Richtig, falsch, gut, schlecht, normal, unnormal, kompetent, inkompetent.' Das sind Worte aus der statischen Sprache.

Der Psychologe O.J. Harvey hat über den Zusammenhang von Sprache und Gewalt geforscht.

Er ist um die ganze Welt gereist und hat die Sprache verschiedener Kulturen untersucht, wie häufig statische Sprache, also Worte, die festschreiben und beurteilen, in der Literatur dieser Kulturen vorkommt. Und dann hat er die Gewaltrate, Selbstmord, häusliche Gewalt, Gewalt gegen Kinder und 

Frauen in dieser Kultur verglichen.

Die Korrelation zwischen statischer Sprache und Gewalt ist sehr hoch.

Durch statische Sprache macht man aus Menschen leblose Dinge und wenn man Menschen zu so einem Denken erzieht, dazu dass es richtig und falsch, normal und unnormal gibt, dann ist diesem Denken inhärent, dass es ganz oben eine Autorität gibt, die weiß, was richtig und falsch ist."


Gewaltfreie oder Wertschätzende Kommunikation genannt nutzt diese Wörter nicht. 

„Jeder Mensch erfüllt sich zu jeder Zeit Bedürfnisse..“

…und möchte zum Wohle aller beitragen. Wir kommen als soziale und empathische Wesen auf die Welt. Wir schauen uns um, erkunden unsere Umwelt und schenken der Welt irgendwann unser erstes Lächeln, um

Verbindung aufzubauen. 

Wir wollen als Kinder, dass es unseren Eltern gut geht und bemühen uns zu kooperieren, weil wir Liebe, Nähe und Kontakt brauchen.


Was kann ein Mensch für gute Gründe haben, wenn er sich so verhält, dass es auf andere rücksichtslos wirkt? Was braucht dieser Mensch gerade? Warum handelt er so?

„Magst du mir sagen, warum du dich vorhin  so verhalten hast? Das interessiert mich und ich würde dich gerne verstehen.“

Was braucht der Mensch, der zu einem Menschen sagt, dass er rücksichtslos sei?

Selbstempathie zu mir selbst : „Was brauche ich gerade? Ich bin empört, weil ich Rücksichtnahme brauche und vielleicht auch Unterstützung.“ (oder welche Bedürfnisse kommen da bei dir?
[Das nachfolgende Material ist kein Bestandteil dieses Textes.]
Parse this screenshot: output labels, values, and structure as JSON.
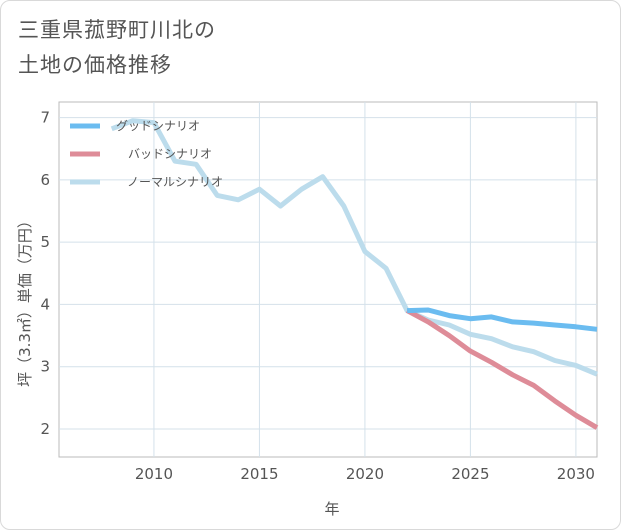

Nimm gerne die Bedürfnisliste  zur Hand.)

Stell dir mal diese Frage und stell Menschen diese Fragen, denen du als ersten Impuls mit „statischer Sprache“ begegnen wolltest…

Probiers mal aus. Du wirst überrascht sein, welche Antworten  kommen. Wenn du diese Frage aus wirklichem Interesse stellst, dein Gegenüber dieses Interesse wahrnimmt, dann ensteht Verbindung.